I kept asking Sloan what we were supposed to do. And he kept telling me that we didn’t have enough information to make a decision. I called several friends and asked for their wisdom. Not a single one of them told me what to do. Everyone basically said, “Whoa. This is big. I don’t know what God is doing. But He is doing something.” My friend Ali texted me, “I’m hearing wait and watch.” (Note to self—make at least one friend that will feed my crazy. Let’s all pretend that I hadn’t already begun to decorate a nursery for twins. Let’s pretend that I didn’t name them and give them ADORABLE nicknames.)
So. Not. Helpful.
What I wanted was a burning bush or some respected older person in my church to call me and say, “While having my quiet time, I thought of you and I wanted to tell you that I will buy you a minivan and help you decorate a nursery for those twins.” Instead, I got a 4 year old son who was telling me that he wanted a brother to share bunk beds with.

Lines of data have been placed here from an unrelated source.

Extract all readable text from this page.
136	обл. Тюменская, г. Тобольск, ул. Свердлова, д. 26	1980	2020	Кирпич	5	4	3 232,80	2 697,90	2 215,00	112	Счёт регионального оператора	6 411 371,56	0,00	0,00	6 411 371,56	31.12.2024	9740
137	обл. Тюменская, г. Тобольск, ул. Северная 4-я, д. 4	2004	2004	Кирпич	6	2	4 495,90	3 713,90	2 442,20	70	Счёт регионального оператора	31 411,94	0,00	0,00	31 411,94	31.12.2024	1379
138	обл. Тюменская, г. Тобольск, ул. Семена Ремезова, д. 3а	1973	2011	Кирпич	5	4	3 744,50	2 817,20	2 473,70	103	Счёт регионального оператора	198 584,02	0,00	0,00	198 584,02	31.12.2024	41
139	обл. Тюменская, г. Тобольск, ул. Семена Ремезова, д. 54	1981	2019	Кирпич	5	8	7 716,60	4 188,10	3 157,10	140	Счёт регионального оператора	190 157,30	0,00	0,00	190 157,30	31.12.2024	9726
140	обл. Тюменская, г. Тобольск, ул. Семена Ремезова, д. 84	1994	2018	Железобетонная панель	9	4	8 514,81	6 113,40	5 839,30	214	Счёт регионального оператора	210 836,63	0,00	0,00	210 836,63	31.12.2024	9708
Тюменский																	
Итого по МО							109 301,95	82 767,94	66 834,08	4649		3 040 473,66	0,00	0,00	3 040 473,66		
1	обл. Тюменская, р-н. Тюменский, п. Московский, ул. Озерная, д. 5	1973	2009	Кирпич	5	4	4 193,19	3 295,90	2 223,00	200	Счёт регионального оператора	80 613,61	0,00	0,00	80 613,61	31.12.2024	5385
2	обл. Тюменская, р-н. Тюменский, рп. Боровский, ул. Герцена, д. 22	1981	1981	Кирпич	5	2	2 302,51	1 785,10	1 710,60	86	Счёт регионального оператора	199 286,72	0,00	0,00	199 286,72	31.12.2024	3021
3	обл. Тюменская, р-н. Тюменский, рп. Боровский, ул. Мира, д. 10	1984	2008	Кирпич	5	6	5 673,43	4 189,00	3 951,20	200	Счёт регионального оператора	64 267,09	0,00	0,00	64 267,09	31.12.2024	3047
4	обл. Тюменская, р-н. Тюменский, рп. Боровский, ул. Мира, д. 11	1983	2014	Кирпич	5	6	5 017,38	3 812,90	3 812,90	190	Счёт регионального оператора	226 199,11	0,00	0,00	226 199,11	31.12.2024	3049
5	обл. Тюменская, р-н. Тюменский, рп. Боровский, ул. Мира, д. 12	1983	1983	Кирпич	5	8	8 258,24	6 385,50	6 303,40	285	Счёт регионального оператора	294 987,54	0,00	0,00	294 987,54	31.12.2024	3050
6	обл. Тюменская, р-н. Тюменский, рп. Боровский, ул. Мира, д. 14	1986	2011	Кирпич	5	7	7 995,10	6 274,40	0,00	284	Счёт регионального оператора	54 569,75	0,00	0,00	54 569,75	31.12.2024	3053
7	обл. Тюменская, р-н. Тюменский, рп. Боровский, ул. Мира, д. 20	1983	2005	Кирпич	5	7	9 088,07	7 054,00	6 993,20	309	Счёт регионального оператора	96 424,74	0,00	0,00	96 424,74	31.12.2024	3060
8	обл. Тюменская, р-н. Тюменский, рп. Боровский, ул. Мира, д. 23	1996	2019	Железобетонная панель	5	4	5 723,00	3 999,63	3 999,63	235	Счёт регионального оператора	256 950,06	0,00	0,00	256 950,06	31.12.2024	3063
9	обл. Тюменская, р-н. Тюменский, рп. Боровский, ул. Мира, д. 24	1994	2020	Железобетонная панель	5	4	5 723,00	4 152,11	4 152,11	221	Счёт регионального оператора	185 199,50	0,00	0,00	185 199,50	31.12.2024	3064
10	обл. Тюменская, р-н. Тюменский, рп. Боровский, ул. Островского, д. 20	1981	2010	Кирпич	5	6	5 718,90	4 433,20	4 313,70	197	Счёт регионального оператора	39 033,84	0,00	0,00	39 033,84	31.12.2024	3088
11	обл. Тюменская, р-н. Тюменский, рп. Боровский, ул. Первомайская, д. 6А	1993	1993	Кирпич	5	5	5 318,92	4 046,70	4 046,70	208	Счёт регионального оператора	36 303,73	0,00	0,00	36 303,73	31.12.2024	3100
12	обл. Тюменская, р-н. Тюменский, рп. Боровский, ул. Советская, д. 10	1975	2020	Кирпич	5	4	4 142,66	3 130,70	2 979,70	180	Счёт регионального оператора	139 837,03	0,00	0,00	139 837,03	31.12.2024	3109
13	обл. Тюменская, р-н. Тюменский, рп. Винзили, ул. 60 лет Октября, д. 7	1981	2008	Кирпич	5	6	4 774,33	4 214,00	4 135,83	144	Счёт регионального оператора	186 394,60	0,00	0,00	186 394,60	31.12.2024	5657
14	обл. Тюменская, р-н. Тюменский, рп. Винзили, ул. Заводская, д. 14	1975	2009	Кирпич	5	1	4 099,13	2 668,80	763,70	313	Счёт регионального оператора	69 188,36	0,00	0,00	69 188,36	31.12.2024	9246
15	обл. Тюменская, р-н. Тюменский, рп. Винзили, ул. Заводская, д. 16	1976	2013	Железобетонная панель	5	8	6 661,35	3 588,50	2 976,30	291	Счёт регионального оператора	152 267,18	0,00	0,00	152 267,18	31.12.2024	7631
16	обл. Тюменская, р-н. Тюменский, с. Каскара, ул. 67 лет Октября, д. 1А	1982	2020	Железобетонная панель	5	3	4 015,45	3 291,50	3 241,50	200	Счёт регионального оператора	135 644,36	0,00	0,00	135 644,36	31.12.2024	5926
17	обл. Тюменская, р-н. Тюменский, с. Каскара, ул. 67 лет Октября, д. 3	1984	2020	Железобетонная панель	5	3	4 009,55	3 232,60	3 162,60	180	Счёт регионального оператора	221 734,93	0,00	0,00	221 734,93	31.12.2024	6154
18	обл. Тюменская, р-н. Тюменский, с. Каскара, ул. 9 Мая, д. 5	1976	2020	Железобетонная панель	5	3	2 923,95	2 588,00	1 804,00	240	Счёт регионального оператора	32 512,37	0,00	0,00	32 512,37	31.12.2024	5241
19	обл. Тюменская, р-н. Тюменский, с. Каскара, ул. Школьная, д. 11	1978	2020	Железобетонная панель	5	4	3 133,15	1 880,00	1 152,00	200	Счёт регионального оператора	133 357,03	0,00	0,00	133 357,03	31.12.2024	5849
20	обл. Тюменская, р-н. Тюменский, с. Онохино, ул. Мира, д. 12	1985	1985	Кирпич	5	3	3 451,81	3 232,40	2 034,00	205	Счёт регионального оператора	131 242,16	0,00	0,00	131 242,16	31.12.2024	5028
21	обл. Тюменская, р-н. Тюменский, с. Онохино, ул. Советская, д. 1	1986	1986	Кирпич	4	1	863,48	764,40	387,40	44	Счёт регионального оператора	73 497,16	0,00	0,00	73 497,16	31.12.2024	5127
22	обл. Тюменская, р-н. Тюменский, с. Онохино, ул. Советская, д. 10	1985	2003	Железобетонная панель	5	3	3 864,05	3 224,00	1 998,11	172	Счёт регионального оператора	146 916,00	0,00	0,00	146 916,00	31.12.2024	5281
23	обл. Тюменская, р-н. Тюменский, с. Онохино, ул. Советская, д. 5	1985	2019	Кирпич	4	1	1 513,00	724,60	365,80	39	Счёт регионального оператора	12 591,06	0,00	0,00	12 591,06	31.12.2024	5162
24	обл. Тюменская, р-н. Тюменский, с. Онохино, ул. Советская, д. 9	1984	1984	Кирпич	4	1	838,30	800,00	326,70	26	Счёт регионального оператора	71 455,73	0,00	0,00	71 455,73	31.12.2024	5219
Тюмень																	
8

What I wanted was to call GBM and for her to tell me how wonderful I was and how healthy she was and how she wanted me to raise all of her children and go on tour like some singing family in a painted volkswagon van. What I got was a husband out of town on business and unwilling to entertain my ever-growing list of “what ifs” while on the telephone.
What I wanted was to know how much of this letter could even be trusted. What I got was a God so big and yet begging me simply to trust him.
What I wanted was to know the end of the story and perhaps have a hand in writing it. What I got was a Savior reminding me it wasn’t even my story to begin with.